Menos açaí e castanhas: na Amazônia, mudanças climáticas já afetam bioeconomia

Alterações nos ciclos da região, com secas severas, ameaçam o cultivo sustentável de espécies que se transformaram fontes de renda e ajudam a preservar a floresta

Há mais de duas décadas, Paulo Sérgio Castro Alves, de 51 anos, dedica-se à produção artesanal de açaí em Santa Luzia, às margens do Rio Tapajós, no oeste do Pará. A atividade que sustenta a comunidade, no entanto, tem ficado menos produtiva nos últimos três anos.

Cada safra, que rendia até 800 latas do fruto, agora dá metade disso. Ele aponta o aumento da “secura” como um dos principais motivos.

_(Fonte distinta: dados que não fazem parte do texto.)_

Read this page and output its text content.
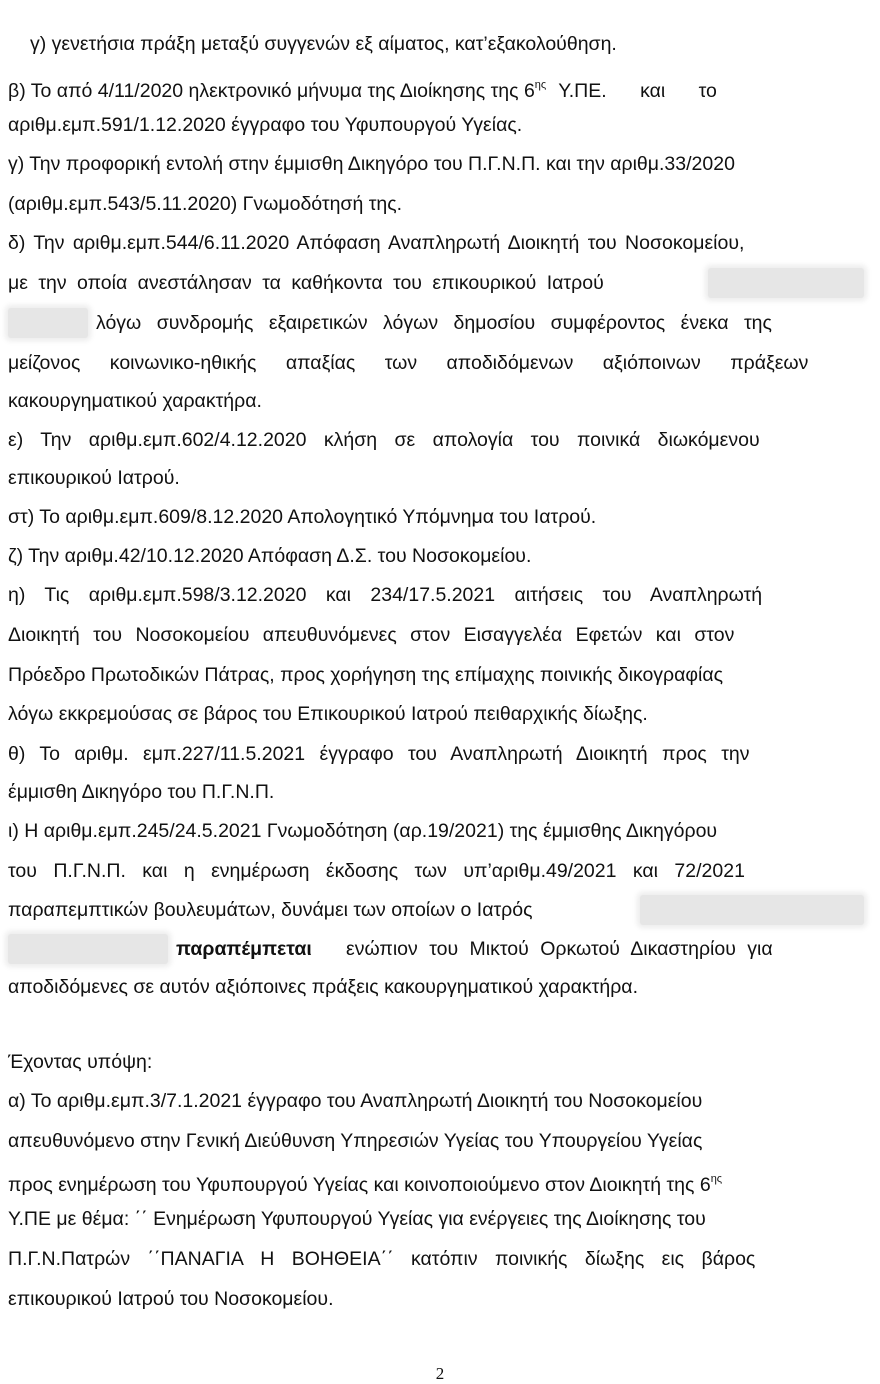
γ) γενετήσια πράξη μεταξύ συγγενών εξ αίματος, κατ’εξακολούθηση.
β) Το από 4/11/2020 ηλεκτρονικό μήνυμα της Διοίκησης της $6^{\eta\varsigma}$ Υ.ΠΕ. και το
αριθμ.εμπ.591/1.12.2020 έγγραφο του Υφυπουργού Υγείας.
γ) Την προφορική εντολή στην έμμισθη Δικηγόρο του Π.Γ.Ν.Π. και την αριθμ.33/2020
(αριθμ.εμπ.543/5.11.2020) Γνωμοδότησή της.
δ) Την αριθμ.εμπ.544/6.11.2020 Απόφαση Αναπληρωτή Διοικητή του Νοσοκομείου,
με την οποία ανεστάλησαν τα καθήκοντα του επικουρικού Ιατρού
λόγω συνδρομής εξαιρετικών λόγων δημοσίου συμφέροντος ένεκα της
μείζονος κοινωνικο-ηθικής απαξίας των αποδιδόμενων αξιόποινων πράξεων
κακουργηματικού χαρακτήρα.
ε) Την αριθμ.εμπ.602/4.12.2020 κλήση σε απολογία του ποινικά διωκόμενου
επικουρικού Ιατρού.
στ) Το αριθμ.εμπ.609/8.12.2020 Απολογητικό Υπόμνημα του Ιατρού.
ζ) Την αριθμ.42/10.12.2020 Απόφαση Δ.Σ. του Νοσοκομείου.
η) Τις αριθμ.εμπ.598/3.12.2020 και 234/17.5.2021 αιτήσεις του Αναπληρωτή
Διοικητή του Νοσοκομείου απευθυνόμενες στον Εισαγγελέα Εφετών και στον
Πρόεδρο Πρωτοδικών Πάτρας, προς χορήγηση της επίμαχης ποινικής δικογραφίας
λόγω εκκρεμούσας σε βάρος του Επικουρικού Ιατρού πειθαρχικής δίωξης.
θ) Το αριθμ. εμπ.227/11.5.2021 έγγραφο του Αναπληρωτή Διοικητή προς την
έμμισθη Δικηγόρο του Π.Γ.Ν.Π.
ι) Η αριθμ.εμπ.245/24.5.2021 Γνωμοδότηση (αρ.19/2021) της έμμισθης Δικηγόρου
του Π.Γ.Ν.Π. και η ενημέρωση έκδοσης των υπ’αριθμ.49/2021 και 72/2021
παραπεμπτικών βουλευμάτων, δυνάμει των οποίων ο Ιατρός
παραπέμπεται ενώπιον του Μικτού Ορκωτού Δικαστηρίου για
αποδιδόμενες σε αυτόν αξιόποινες πράξεις κακουργηματικού χαρακτήρα.
Έχοντας υπόψη:
α) Το αριθμ.εμπ.3/7.1.2021 έγγραφο του Αναπληρωτή Διοικητή του Νοσοκομείου
απευθυνόμενο στην Γενική Διεύθυνση Υπηρεσιών Υγείας του Υπουργείου Υγείας
προς ενημέρωση του Υφυπουργού Υγείας και κοινοποιούμενο στον Διοικητή της $6^{\eta\varsigma}$
Υ.ΠΕ με θέμα: ΄΄ Ενημέρωση Υφυπουργού Υγείας για ενέργειες της Διοίκησης του
Π.Γ.Ν.Πατρών ΄΄ΠΑΝΑΓΙΑ Η ΒΟΗΘΕΙΑ΄΄ κατόπιν ποινικής δίωξης εις βάρος
επικουρικού Ιατρού του Νοσοκομείου.
2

— Antes, eu via que chovia mais no nosso verão. Dava uma chuva que amenizava e molhava as árvores. Agora, não. E todo ano parece que vai diminuindo. Aí o açaí sente, não produz tudo que poderia — conta o produtor.

Vistos como alternativa para o desenvolvimento sustentável na Amazônia, os negócios da bioeconomia sentem os efeitos das mudanças climáticas. Comunidades agroextrativistas, produtores agroflorestais e até grandes empresas que trabalham com insumos nativos têm mapeado as consequências de secas mais severas, como a de 2023.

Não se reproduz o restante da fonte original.